Eugénio de Andrade, cujo nome verdadeiro era José Fontinhas, era conhecido pela sua vida discreta e aversão a protagonismos. Viveu grande parte da sua vida no Porto, longe dos círculos literários de Lisboa, o que reforça a imagem de um poeta que escrevia por pura necessidade interior, não por reconhecimento social.

Perguntas Frequentes

Eugénio de Andrade realmente considerava a poesia desnecessária?
Não literalmente. A afirmação é paradoxal - ao declarar a poesia desnecessária, Andrade estava a destacar que o seu valor reside precisamente em não ser utilitária, mas sim uma expressão de liberdade pura.
Esta citação contradiz o valor educativo da poesia?

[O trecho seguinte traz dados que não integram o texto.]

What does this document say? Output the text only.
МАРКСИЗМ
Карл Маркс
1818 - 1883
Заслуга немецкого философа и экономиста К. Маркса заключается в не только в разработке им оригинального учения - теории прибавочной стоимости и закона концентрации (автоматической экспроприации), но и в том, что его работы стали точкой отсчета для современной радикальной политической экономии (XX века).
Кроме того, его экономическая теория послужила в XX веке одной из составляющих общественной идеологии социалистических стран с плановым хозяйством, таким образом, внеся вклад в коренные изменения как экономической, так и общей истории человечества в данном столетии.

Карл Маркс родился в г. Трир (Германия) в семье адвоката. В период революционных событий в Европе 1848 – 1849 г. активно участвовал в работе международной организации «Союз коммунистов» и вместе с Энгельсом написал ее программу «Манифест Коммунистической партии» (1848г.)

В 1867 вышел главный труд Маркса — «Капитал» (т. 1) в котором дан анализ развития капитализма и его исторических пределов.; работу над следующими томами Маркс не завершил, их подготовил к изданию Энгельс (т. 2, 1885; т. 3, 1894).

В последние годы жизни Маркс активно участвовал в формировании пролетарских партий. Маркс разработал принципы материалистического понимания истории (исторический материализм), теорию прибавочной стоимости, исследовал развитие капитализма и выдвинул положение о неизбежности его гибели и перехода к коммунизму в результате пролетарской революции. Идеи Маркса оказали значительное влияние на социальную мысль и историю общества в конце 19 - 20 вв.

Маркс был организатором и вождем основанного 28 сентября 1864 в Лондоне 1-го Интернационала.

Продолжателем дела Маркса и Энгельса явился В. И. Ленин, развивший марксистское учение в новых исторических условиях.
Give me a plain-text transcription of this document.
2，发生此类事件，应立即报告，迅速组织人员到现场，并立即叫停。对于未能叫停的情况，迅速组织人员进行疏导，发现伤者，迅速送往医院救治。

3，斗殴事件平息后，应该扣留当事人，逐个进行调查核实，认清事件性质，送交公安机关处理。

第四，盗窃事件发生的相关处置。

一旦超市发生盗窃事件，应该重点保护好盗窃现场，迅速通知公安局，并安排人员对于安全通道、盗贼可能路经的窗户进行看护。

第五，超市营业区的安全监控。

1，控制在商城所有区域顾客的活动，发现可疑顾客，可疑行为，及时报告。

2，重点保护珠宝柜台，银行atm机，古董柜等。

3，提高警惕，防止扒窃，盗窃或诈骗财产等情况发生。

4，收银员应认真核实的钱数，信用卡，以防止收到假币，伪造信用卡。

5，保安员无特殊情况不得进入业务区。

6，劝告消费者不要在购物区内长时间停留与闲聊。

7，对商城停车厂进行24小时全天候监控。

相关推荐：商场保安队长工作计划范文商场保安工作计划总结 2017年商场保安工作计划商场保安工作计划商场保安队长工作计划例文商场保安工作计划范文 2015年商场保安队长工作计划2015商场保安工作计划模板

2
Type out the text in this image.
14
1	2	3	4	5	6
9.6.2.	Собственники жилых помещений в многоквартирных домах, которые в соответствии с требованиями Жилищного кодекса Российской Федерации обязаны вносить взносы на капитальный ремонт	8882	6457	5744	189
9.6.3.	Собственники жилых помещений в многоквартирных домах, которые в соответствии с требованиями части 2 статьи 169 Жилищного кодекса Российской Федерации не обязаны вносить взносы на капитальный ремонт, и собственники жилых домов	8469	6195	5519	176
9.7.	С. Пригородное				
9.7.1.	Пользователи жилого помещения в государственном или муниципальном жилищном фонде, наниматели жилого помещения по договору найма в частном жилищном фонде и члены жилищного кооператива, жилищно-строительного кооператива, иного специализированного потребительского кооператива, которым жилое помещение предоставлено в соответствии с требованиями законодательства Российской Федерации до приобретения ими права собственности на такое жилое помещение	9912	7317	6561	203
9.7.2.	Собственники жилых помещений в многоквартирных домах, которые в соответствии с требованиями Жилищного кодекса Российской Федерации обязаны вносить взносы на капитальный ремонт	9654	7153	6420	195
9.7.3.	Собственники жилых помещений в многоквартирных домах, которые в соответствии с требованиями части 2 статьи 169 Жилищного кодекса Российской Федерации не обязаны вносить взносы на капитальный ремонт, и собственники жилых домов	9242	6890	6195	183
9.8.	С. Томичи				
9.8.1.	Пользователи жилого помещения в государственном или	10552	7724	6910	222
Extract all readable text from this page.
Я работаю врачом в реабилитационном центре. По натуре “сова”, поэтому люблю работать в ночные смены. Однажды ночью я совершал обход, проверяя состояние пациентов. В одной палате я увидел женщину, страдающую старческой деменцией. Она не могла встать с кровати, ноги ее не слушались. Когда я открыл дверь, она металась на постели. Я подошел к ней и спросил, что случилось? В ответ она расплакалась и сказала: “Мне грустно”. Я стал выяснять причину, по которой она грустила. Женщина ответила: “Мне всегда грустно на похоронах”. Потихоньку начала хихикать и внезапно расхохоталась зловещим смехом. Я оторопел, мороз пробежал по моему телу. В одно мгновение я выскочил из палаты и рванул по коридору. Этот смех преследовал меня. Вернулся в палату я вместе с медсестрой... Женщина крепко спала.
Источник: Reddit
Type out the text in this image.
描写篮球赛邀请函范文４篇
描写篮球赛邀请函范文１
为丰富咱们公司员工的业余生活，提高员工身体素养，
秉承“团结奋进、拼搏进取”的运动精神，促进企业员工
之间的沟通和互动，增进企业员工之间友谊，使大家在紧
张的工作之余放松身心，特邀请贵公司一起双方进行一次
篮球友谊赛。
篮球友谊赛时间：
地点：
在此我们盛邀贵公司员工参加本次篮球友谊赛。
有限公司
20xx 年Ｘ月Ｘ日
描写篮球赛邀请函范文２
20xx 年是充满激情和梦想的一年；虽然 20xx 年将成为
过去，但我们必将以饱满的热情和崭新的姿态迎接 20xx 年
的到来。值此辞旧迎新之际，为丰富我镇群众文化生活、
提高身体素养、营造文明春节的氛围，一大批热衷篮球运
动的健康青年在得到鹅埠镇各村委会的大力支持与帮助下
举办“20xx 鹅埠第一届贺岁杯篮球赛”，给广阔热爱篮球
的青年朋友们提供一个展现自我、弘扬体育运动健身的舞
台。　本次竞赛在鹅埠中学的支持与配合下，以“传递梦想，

Pelo contrário. Andrade defende que o verdadeiro valor educativo da poesia surge precisamente quando é abordada como experiência livre, não como obrigação curricular ou instrumento pedagógico.
Como interpretar 'nem a mim escrevê-la'?
Significa que o poeta não escreve por obrigação ou necessidade prática, mas por uma motivação interior e espontânea. A escrita poética é apresentada como ato de liberdade, não de dever.
Esta visão é comum entre outros poetas portugueses?
Embora única na sua formulação, ecoa preocupações de outros poetas como Fernando Pessoa (através dos heterónimos) e Sophia de Mello Breyner sobre a autonomia da criação poética face a utilitarismos.